Car, en street workout, il en faut de l’énergie. Alors que la température frôle le 0° en ces jours d’hiver, la motivation des téméraires qui ont répondu présents est à bloc, et ils enchaînent pompes, tractions, abdos, et différents exercices de musculation à base de leur poids de corps. Avec un effort maximum sur le cardio, et donc, avec peu de temps de repos entre les exercices. C’est le principe du street workout : travailler son corps et sa musculature dans toute la ville.
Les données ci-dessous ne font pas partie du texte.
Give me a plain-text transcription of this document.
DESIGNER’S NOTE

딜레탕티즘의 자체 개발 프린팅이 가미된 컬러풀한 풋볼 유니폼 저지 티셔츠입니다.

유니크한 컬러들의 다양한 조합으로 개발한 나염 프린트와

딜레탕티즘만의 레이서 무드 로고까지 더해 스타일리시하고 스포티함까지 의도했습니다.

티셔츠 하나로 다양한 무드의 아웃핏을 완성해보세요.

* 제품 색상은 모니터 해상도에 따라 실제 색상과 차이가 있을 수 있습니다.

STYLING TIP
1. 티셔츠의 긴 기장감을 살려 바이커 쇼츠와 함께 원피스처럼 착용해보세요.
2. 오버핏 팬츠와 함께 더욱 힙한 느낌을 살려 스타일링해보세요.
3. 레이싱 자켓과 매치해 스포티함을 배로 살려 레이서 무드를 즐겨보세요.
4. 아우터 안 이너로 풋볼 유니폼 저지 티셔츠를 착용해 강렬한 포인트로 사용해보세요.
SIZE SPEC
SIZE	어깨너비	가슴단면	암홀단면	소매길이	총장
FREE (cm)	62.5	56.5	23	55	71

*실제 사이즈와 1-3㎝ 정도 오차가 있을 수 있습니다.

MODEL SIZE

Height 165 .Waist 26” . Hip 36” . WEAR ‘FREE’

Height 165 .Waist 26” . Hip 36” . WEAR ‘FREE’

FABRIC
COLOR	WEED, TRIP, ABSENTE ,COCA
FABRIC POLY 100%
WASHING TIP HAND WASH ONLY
Ici, pas d’haltères, de machines de muscu, ou de GO façon Club Med. Juste la sueur au front, et une dose de bonne humeur. « C’est un peu comme si j’avais trouvé une famille », enchaîne Alexandre qui ne compte plus ses heures d’entraînements. « Il y a 30 % de technique à acquérir, et après, c’est les heures de pratique qui comptent. Aujourd’hui, je peux enchaîner 210 pompes complètes, 34 tractions propres, et plus de 50 dips, égrène-t-il. Mais dans le cadre de Body Art, on s’adapte au niveau des personnes qui viennent s’entraîner avec nous. Le but est de leur enseigner ce que l’on sait pour qu’ils progressent ensuite à leur rythme ». De fait, les moins aguerris sont très vite intégrés au groupe – « Allez, essayez ! N’ayez pas peur ! On vous aidera », lance un grand gaillard à un groupe de jeunes gringalets venus plus en curieux.
La séance se termine finalement par les performances free-style des plus entraînés à base de sons hip hop, r’n’b, et électro, délivrés par la sono apportée pour l’occasion. Car le street workout, ce n’est pas que de la muscu. C’est aussi un style, un esprit, des codes. À ranger dans le rayon des cultures urbaines globalisées. Au carrefour de plusieurs influences : « C’est proche de la culture hip hop, de la culture de rue, des danseurs au graff, mais ça agrège aussi des pratiquants de cross fit, ou de MMA », explique Fabien, 33 ans, de Body Art Orléans. Ce cariste de profession a trouvé dans le street workout une bonne manière de se défouler après un grave accident de voiture qui l’a contraint à arrêter la boxe thaï : « Quand j’ai vu les vidéos sur You Tube d’Hannibal, j’ai trouvé ça tellement impossible que ça m’a donné l’envie d’essayer ! ».
C’est en effet le new-yorkais Hannibal for King, 35 ans, ex-gymnaste, ex-taulard, qui a déclenché en 2008 la vague mondiale du street workout en postant les vidéos de ses entraînements. À l’origine, le street workout est un sport né en prison. Aujourd’hui, le bad boy Hannibal, investi dans l’équipe des « Barstarzz », qui organisent des compétitions dans toutes les villes américaines, est devenu en quelques clics le porte étendard de la discipline. En France, d’autres équipes – des « crews » en anglais – se sont constituées, comme la « Punishment team » qui s’entraîne notamment au Parc de la Villette à Paris, ou les « Pull and Push » qui organisent depuis bientôt trois ans la compétition internationale de street workout de Grigny, au sud-est de Paris.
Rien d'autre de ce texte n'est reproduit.